Dans le cadre du dialogue social, le gouvernement, les syndicats et le patronat ont trouvé un compromis sur l’augmentation des salaires. Mais les discussions sur les retraites et le droit de grève n’ont pas encore abouti à un résultat tangible. En dépit des bonnes intentions des différentes parties, un accord final semble difficile. Devant le Parlement, Aziz Akhannouch, chef de l’exécutif, a annoncé, dans le cadre de la présentation de son bilan de mimandat, que «le gouvernement a pris des initiatives importantes et courageuses.

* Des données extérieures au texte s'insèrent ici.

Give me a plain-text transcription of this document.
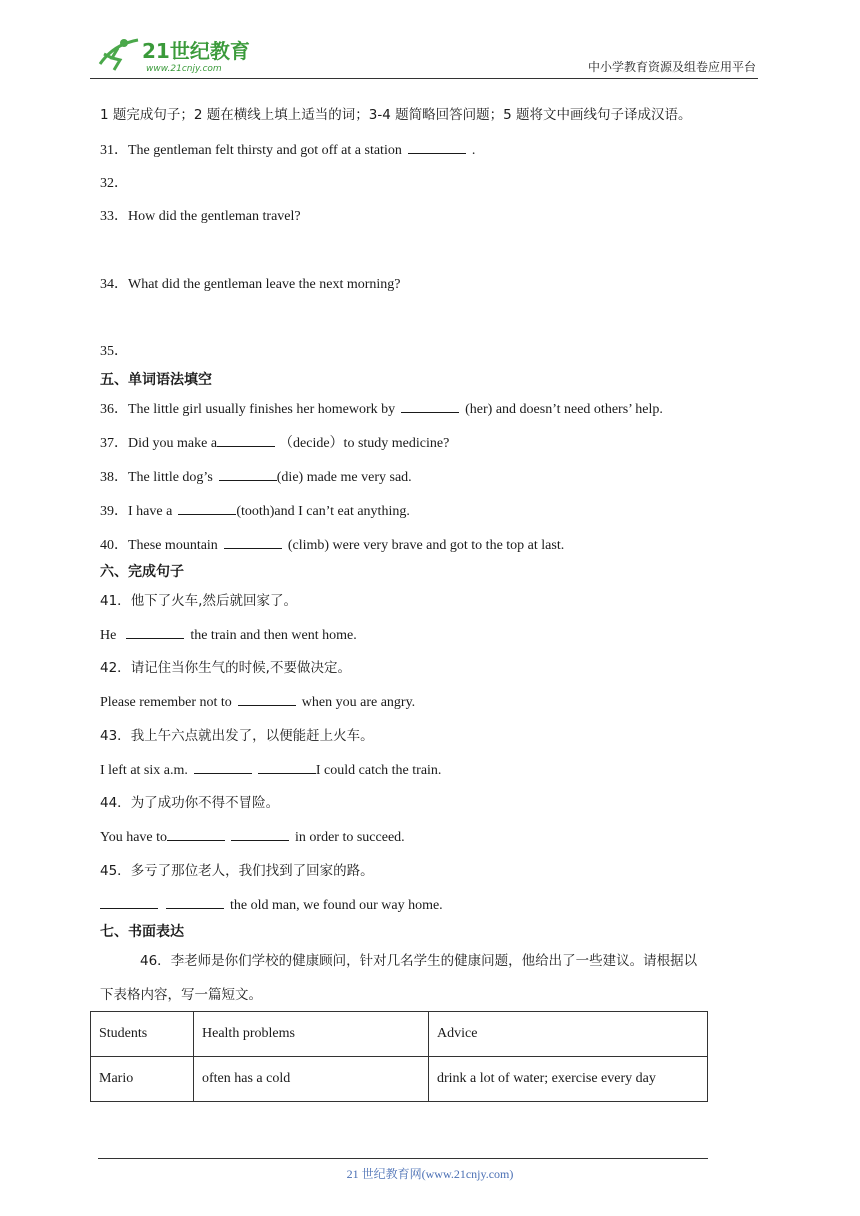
21世纪教育
www.21cnjy.com	中小学教育资源及组卷应用平台
1 题完成句子；2 题在横线上填上适当的词；3-4 题简略回答问题；5 题将文中画线句子译成汉语。
31．The gentleman felt thirsty and got off at a station	.
32．
33．How did the gentleman travel?
34．What did the gentleman leave the next morning?
35．
五、单词语法填空
36．The little girl usually finishes her homework by	(her) and doesn’t need others’ help.
37．Did you make a	（decide）to study medicine?
38．The little dog’s	(die) made me very sad.
39．I have a	(tooth)and I can’t eat anything.
40．These mountain	(climb) were very brave and got to the top at last.
六、完成句子
41．他下了火车,然后就回家了。
He	the train and then went home.
42．请记住当你生气的时候,不要做决定。
Please remember not to	when you are angry.
43．我上午六点就出发了，以便能赶上火车。
I left at six a.m.	I could catch the train.
44．为了成功你不得不冒险。
You have to	in order to succeed.
45．多亏了那位老人，我们找到了回家的路。
the old man, we found our way home.
七、书面表达
46．李老师是你们学校的健康顾问，针对几名学生的健康问题，他给出了一些建议。请根据以
下表格内容，写一篇短文。
Students	Health problems	Advice
Mario	often has a cold	drink a lot of water; exercise every day
21 世纪教育网(www.21cnjy.com)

Des réformes majeures sont initiées afin de renouveler le contrat social et lui poser de nouveaux fondements. Nous voulons instituer un dialogue social global et intégré comportant tous les aspects». Pour rappel, l’offre du gouvernement consiste à relever l’âge de la retraite à 65 ans, l’augmentation du taux de cotisation, du mode de calcul de la pension avec une tendance baissière afin de sauvegarder les caisses de retraite. Cette option a été rejetée catégoriquement par les syndicats, estimant que c’est un retour en arrière pour ce qui est des acquis des travailleurs.

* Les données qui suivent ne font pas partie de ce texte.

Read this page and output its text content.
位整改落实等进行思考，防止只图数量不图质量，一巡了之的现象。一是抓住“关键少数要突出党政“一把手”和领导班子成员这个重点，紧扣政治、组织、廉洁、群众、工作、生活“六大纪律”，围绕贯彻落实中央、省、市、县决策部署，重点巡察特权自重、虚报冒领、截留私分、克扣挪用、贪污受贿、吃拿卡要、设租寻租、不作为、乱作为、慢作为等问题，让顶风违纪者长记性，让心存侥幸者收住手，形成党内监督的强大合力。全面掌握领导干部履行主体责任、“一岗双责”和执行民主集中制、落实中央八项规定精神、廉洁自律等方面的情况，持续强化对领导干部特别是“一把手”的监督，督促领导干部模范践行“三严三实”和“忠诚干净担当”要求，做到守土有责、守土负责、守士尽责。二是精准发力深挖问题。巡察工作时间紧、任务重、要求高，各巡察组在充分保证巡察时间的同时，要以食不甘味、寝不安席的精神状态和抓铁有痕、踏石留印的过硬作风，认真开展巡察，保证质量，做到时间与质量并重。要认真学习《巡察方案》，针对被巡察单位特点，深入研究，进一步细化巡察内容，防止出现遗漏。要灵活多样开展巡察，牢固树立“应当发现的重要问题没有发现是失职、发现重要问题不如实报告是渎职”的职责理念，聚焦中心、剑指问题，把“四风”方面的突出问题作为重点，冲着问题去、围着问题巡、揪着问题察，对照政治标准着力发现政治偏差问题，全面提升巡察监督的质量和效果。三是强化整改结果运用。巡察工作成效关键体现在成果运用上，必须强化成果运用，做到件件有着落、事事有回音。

«Au lieu d’entamer une véritable réforme des retraites, le gouvernement cherche la voie la plus facile et la plus simple qui regroupe des dispositions strictement techniques où le salarié doit payer le plus grand fardeau. Nous n’allons pas faire de concessions sur ce sujet ainsi que sur celui du droit de grève, car cela touche les droits fondamentaux des salariés», souligne Miloudi Moukharik, secrétaire général de l’Union marocaine du travail (UMT). Et d’ajouter  : «Nous adoptons une position ferme concernant le projet de loi organique concernant la grève, et nous allons rejeter tout texte qui ne garantit pas le plein droit des salariés. Par le passé, nous avons bloqué toutes les tentatives qui voulaient spolier ce droit ou l’affaiblir».

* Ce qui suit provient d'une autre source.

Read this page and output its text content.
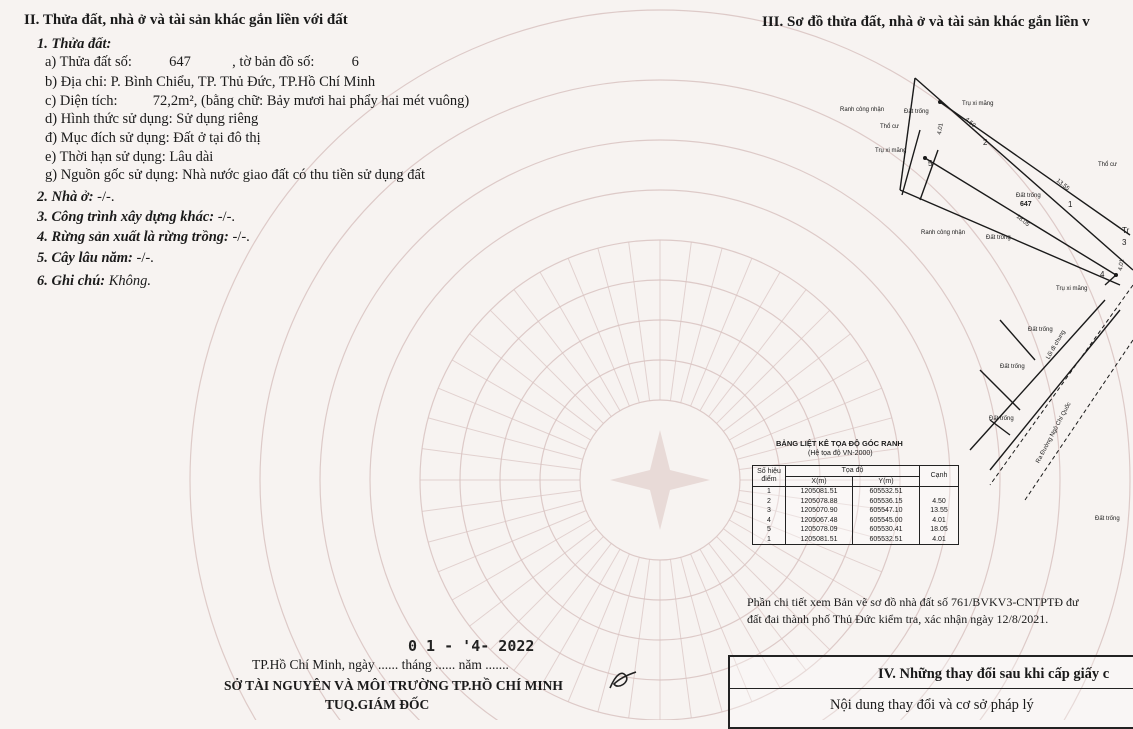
II. Thửa đất, nhà ở và tài sản khác gắn liền với đất
1. Thửa đất:
a) Thửa đất số:	647	, tờ bản đồ số:	6
b) Địa chỉ: P. Bình Chiểu, TP. Thủ Đức, TP.Hồ Chí Minh
c) Diện tích: 72,2m², (bằng chữ: Bảy mươi hai phẩy hai mét vuông)
d) Hình thức sử dụng: Sử dụng riêng
đ) Mục đích sử dụng: Đất ở tại đô thị
e) Thời hạn sử dụng: Lâu dài
g) Nguồn gốc sử dụng: Nhà nước giao đất có thu tiền sử dụng đất
2. Nhà ở: -/-.
3. Công trình xây dựng khác: -/-.
4. Rừng sản xuất là rừng trồng: -/-.
5. Cây lâu năm: -/-.
6. Ghi chú: Không.
III. Sơ đồ thửa đất, nhà ở và tài sản khác gắn liền v
Ranh công nhận	Đất trống
Trụ xi măng
Thổ cư
Trụ xi măng
Thổ cư
Đất trống
647
Ranh công nhận
Đất trống
Trụ xi măng
Đất trống
Đất trống
Đất trống
Đất trống
Lối đi chung
Ra Đường Ngô Chí Quốc
4.50
13.55
18.05
4.01
4.01
Tr
1
2
3
4
5
BẢNG LIỆT KÊ TỌA ĐỘ GÓC RANH
(Hệ tọa độ VN-2000)
Số hiệu điểm	Tọa độ		Cạnh
	X(m)	Y(m)	
1	1205081.51	605532.51	
2	1205078.88	605536.15	4.50
3	1205070.90	605547.10	13.55
4	1205067.48	605545.00	4.01
5	1205078.09	605530.41	18.05
1	1205081.51	605532.51	4.01
Phần chi tiết xem Bản vẽ sơ đồ nhà đất số 761/BVKV3-CNTPTĐ đư
đất đai thành phố Thủ Đức kiểm tra, xác nhận ngày 12/8/2021.
0 1 - '4- 2022
TP.Hồ Chí Minh, ngày ...... tháng ...... năm .......
SỞ TÀI NGUYÊN VÀ MÔI TRƯỜNG TP.HỒ CHÍ MINH
TUQ.GIÁM ĐỐC
IV. Những thay đổi sau khi cấp giấy c
Nội dung thay đổi và cơ sở pháp lý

Rappelons que la mouture proposée par le gouvernement comporte certaines conditions jugées contraignantes par les syndicats, comme l’obligation de dresser la liste des grévistes avec leur numéro de CIN. Il faut aussi recueillir 70% de signatures des personnes qui observent le mouvement. Par ailleurs, un préavis est aussi exigé afin de permettre aux patrons de prendre les dispositions nécessaires pour assurer le bon fonctionnement de leur entreprise.

«Il n’existe aucun accord définitif sur les retraites ou le droit de grève. Les discussions sont toujours en cours. Nous privilégions le consensus. Nous redoutons que le gouvernement opte pour le fait accompli et promulgue des lois dédiées sans tenir compte de nos recommandations. Car cela peut présenter un risque pour la paix sociale. Nous sommes pour l’équilibre des caisses de retraite, sans que cela soit aux dépens des salariés. L’Etat doit supporter lui aussi une partie du fardeau», explique Houcine Yamani, secrétaire de l’Union nationale du gaz et du pétrole (UNGP), affiliée à la Confédération démocratique du travail (CDT).

Il poursuit que «la retraite dépend de deux paramètres. Le premier concerne la relance économique, car il faut beaucoup d’affiliés et de cotisants. Avec le taux de chômage enregistré actuellement et les perspectives d’avenir peu prometteuses de l’emploi, de nombreuses incertitudes planent. Le deuxième a trait à la gouvernance, puisque la plupart des caisses de retraite sont gérées par l’Etat, en l’absence d’une participation des affiliés et des retraités. Il faut un débat national sur ce sujet. Pour ce qui est du droit de grève, nous sommes attachés aux droits fondamentaux, à savoir la Constitution qui le reconnait formellement et aussi les conventions internationales signées par le Maroc. On ne peut remplacer une loi constitutionnelle par une loi organique. Je dois rappeler que plus de 70% des grèves sociales observées au Maroc sont dues au non-respect de la loi».